Strada che vai, escremento che trovi. Cambiano le abitudini dei baresi ai tempi del corona virus ma non di certo i loro atteggiamenti quando portano a spasso i loro amici a quattro zampe. In molti, per fortuna non tutti, continuano a non raccogliere i “bisognini” senza preoccuparsi del degrado che ormai in città regna sovrano. Dal quartiere Libertà al Murat (soprattutto in questa zona…) passando per il rione San Pasquale e via dicendo…. Sulla maggior parte dei marciapiedi spuntano “sorpresine” che ormai obbligano i cittadini a fare lo slalom per strada piuttosto che camminare o passeggiare. Infatti, passeggiare ormai sembra davvero un’utopia in città. Esci di casa e te la ritrovi davanti al portone. Dopo qualche decina di metri ne spunta un’altra, poi un’altra e così via fino ad arrivare a destinazione. Per non parlare delle mamme di bimbi piccoli che, con i passeggini, devono cercare in ogni modo di calpestarle per evitare di portare in casa batteri.

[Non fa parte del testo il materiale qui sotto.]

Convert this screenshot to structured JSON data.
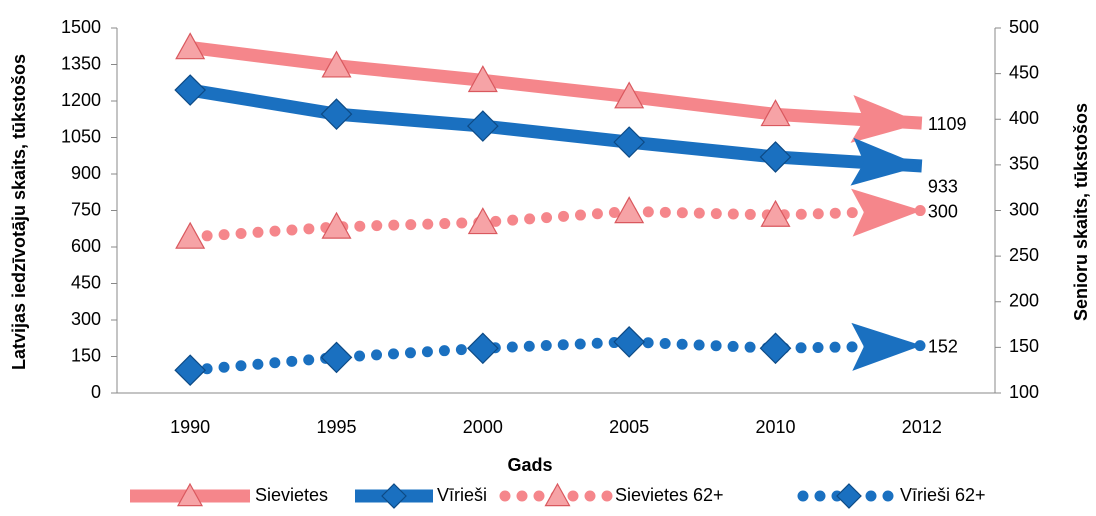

Città pulita? Sembra proprio che baresi e istituzioni ignorino questo termine. Un particolare, ai tempi del corona virus, che forse in molti tralasciano: mantenere gli ambienti puliti vuol dire anche preoccuparsi della propria città e quindi evitare che gli escrementi (non raccolti per strada) generino altre forme di inquinamento che di certo in questo periodo proprio non possiamo permetterci. Altra nota dolente è la sporcizia per strada: carte, rifiuti di ogni genere, bottiglie… spazzatura abbandonata per terra spesso dinanzi ai cassonetti. Insomma, sembra che neppure il coprifuoco o le restrizioni legate all’emergenza sanitaria stia facendo cambiare queste vecchie e sbagliate abitudini ai baresi.